With the selection of The House on Beartown Road -- a poignant chronicle of her experience caring for both an infant child and a father with Alzheimer's -- as a Barnes & Noble Discover Great New Writers selection, journalist Elizabeth Cohen is poised to become a writer that will long be remembered in readers' hearts.

Book Synopsis

In this beautiful book, Elizabeth Cohen gives us a true and moving portrait of the love and courage of a family.

Elizabeth, a member of the sandwich generation people caught in the middle, simultaneously caring for their children and for their aging parents is the mother of Ava and the daughter of Daddy, and responsible for both. Hers is the story of a woman s struggle to keep her family whole, to raise her child in a house of laughter and love, and to keep her father from hiding the house keys in his slippers.

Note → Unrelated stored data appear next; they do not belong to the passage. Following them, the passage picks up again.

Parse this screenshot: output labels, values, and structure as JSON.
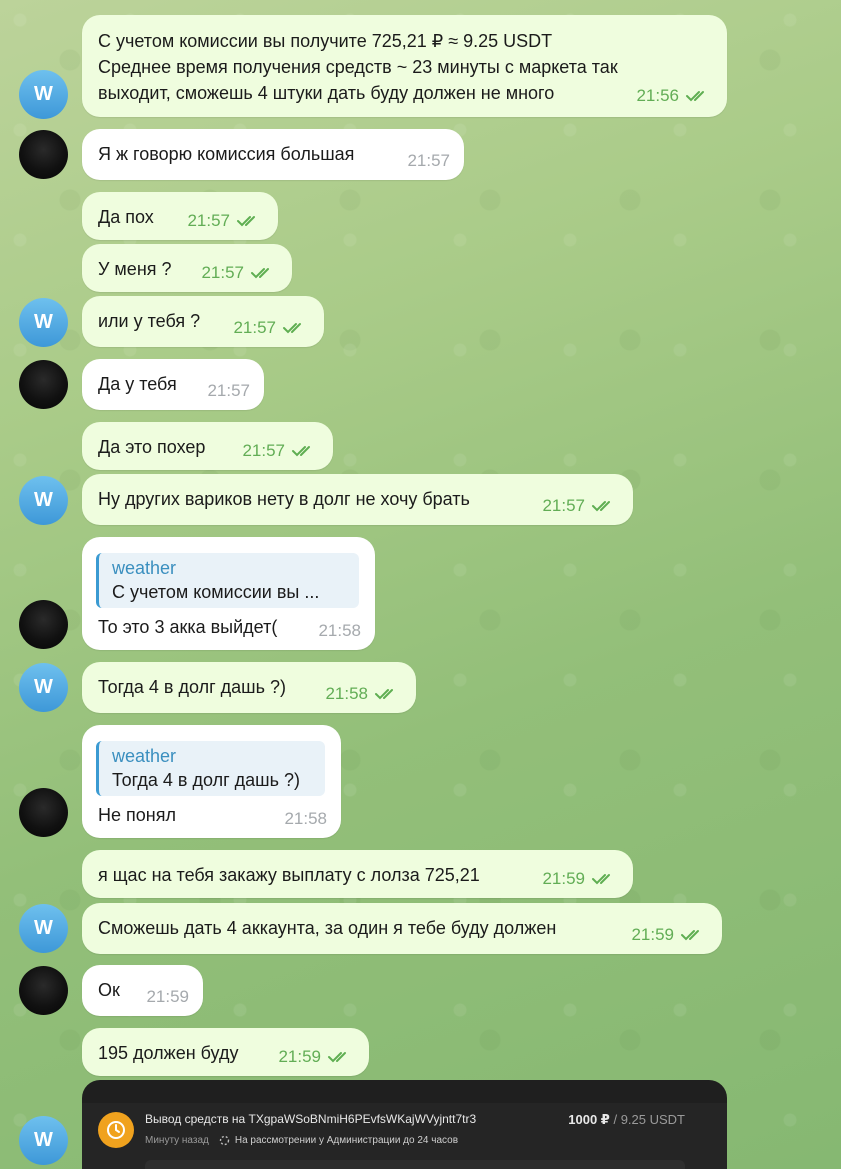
{
  "colors": {
    "outgoing_bubble": "#effdde",
    "incoming_bubble": "#ffffff",
    "outgoing_time": "#62ad55",
    "incoming_time": "#a5a9ad",
    "avatar_blue": "#3e98d8",
    "card_accent": "#f0a21e"
  },
  "avatar_letter": "W",
  "messages": [
    {
      "text": "С учетом комиссии вы получите 725,21 ₽ ≈ 9.25 USDT\nСреднее время получения средств ~ 23 минуты с маркета так\nвыходит, сможешь 4 штуки дать буду должен не много",
      "time": "21:56"
    },
    {
      "text": "Я ж говорю комиссия большая",
      "time": "21:57"
    },
    {
      "text": "Да пох",
      "time": "21:57"
    },
    {
      "text": "У меня ?",
      "time": "21:57"
    },
    {
      "text": "или у тебя ?",
      "time": "21:57"
    },
    {
      "text": "Да у тебя",
      "time": "21:57"
    },
    {
      "text": "Да это похер",
      "time": "21:57"
    },
    {
      "text": "Ну других вариков нету в долг не хочу брать",
      "time": "21:57"
    },
    {
      "reply_name": "weather",
      "reply_text": "С учетом комиссии вы ...",
      "text": "То это 3 акка выйдет(",
      "time": "21:58"
    },
    {
      "text": "Тогда 4 в долг дашь ?)",
      "time": "21:58"
    },
    {
      "reply_name": "weather",
      "reply_text": "Тогда 4 в долг дашь ?)",
      "text": "Не понял",
      "time": "21:58"
    },
    {
      "text": "я щас на тебя закажу выплату с лолза 725,21",
      "time": "21:59"
    },
    {
      "text": "Сможешь дать 4 аккаунта, за один я тебе буду должен",
      "time": "21:59"
    },
    {
      "text": "Ок",
      "time": "21:59"
    },
    {
      "text": "195 должен буду",
      "time": "21:59"
    }
  ],
  "withdraw_card": {
    "title": "Вывод средств на TXgpaWSoBNmiH6PEvfsWKajWVyjntt7tr3",
    "amount": "1000 ₽",
    "amount_usd": "/ 9.25 USDT",
    "time_ago": "Минуту назад",
    "status": "На рассмотрении у Администрации до 24 часов",
    "icon": "clock-icon"
  }
}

In this story full of everyday triumphs, first steps, and elderly confusion, Ava, a baby, finds each new picture, each new word, each new song, something to learn greedily, joyfully. Daddy is a man in his twilight years for whom time moves slowly and lessons are not learned but quietly, frustratingly forgotten. Elizabeth, a suddenly single mother with a career and a mortgage and a hamper of laundry, finds her world spiraling out of control yet full of beauty. Faced with mounting disasters, she chooses to confront life head-on.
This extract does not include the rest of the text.